À l’issue de la rencontre de haut niveau tenue a Antalya, en Turquie, entre Massad Boulos, conseiller de Donald Trump, et le ministre algérien Ahmed Attaf, une priorité claire a été établie : l’accélération de la coopération dans les secteurs énergétiques non conventionnels et l’exploitation des métaux critiques.
Gaz de schiste : une convergence de vue stratégique
L’un des points majeurs de cette rencontre diplomatique réside dans la volonté mutuelle d’exploiter le potentiel énergétique de l’Algérie. Massad Boulos a officiellement salué les « progrès accomplis » dans les discussions portant sur les ressources en gaz non conventionnel (gaz de schiste).
Cette convergence souligne l’importance de l’Algérie comme partenaire énergétique fiable et sa volonté d’ouvrir ce segment technique aux partenaires américains. L’objectif est double : renforcer la sécurité énergétique mondiale tout en approfondissant les liens technologiques et commerciaux entre Alger et Washington.
L’offensive américaine dans le secteur des minerais stratégiques ( critiques)

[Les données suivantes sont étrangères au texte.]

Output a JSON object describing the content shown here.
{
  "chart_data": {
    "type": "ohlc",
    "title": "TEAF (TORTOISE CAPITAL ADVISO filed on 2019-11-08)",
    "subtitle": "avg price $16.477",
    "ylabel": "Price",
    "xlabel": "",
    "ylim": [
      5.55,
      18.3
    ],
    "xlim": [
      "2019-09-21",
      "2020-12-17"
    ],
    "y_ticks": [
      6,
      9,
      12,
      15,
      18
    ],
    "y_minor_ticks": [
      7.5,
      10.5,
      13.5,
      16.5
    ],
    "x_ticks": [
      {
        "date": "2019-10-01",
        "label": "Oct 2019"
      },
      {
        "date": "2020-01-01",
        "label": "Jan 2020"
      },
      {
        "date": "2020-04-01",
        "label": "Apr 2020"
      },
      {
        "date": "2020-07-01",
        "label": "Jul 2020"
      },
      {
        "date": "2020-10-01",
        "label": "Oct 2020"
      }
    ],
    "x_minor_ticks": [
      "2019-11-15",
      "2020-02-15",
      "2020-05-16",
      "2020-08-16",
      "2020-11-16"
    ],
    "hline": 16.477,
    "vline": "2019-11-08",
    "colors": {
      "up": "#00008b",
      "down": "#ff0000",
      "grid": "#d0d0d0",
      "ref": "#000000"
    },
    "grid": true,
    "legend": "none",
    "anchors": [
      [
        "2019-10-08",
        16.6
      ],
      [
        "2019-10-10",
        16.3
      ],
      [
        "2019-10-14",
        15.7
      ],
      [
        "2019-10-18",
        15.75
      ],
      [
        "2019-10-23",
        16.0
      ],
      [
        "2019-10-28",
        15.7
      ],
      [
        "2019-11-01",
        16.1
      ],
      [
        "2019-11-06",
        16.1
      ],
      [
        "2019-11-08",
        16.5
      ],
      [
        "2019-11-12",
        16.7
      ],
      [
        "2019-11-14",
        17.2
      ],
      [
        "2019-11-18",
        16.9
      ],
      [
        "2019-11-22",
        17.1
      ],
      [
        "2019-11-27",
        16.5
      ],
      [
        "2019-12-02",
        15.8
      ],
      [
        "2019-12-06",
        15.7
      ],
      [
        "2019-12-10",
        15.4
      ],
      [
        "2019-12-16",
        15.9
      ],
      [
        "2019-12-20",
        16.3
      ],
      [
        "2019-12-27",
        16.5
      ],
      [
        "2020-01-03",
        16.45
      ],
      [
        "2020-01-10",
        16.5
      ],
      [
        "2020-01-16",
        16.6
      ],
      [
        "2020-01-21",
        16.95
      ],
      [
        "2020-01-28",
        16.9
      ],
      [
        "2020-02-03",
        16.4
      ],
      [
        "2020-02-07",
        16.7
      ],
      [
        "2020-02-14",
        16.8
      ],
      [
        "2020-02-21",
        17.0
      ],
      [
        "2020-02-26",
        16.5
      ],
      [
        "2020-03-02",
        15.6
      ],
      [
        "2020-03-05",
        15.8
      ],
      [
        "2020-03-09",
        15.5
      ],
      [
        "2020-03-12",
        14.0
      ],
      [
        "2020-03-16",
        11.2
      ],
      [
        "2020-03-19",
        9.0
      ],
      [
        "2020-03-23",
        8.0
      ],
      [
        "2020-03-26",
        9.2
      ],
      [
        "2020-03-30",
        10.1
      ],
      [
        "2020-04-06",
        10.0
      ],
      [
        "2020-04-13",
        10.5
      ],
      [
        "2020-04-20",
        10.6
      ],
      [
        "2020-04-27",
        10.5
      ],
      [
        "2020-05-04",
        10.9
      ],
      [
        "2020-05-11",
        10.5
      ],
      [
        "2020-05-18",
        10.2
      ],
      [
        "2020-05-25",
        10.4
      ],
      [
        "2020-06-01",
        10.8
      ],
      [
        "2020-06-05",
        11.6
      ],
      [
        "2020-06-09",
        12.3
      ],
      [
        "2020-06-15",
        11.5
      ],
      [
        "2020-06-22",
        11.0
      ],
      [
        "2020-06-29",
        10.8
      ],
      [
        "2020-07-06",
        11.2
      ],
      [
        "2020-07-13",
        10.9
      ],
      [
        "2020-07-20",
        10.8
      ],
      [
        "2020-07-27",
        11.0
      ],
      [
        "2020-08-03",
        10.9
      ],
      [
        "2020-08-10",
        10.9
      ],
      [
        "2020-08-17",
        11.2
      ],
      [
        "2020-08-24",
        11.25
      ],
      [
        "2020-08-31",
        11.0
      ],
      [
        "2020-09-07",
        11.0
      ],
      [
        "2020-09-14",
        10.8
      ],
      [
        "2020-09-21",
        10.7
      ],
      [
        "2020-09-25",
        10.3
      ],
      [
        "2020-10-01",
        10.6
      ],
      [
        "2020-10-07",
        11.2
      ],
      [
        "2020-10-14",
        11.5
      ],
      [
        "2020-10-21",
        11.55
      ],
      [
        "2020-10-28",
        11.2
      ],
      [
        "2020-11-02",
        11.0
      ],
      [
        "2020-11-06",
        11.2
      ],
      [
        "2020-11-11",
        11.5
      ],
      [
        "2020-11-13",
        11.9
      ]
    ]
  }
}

Au-delà de l’énergie, les deux parties ont exploré de nouvelles frontières économiques. Le conseiller Massad Boulos a souligné que la prospection est désormais ouverte pour les entreprises américaines afin de promouvoir et soutenir le secteur des minéraux critiques en Algérie.
Ce secteur, jugé vital pour les industries de haute technologie et la transition énergétique, représente une opportunité majeure pour l’expertise américaine. Les discussions ont porté sur la manière dont les compagnies des États-Unis peuvent apporter leur savoir-faire en matière de prospection et d’extraction pour transformer le potentiel minier algérien en un levier de croissance industrielle.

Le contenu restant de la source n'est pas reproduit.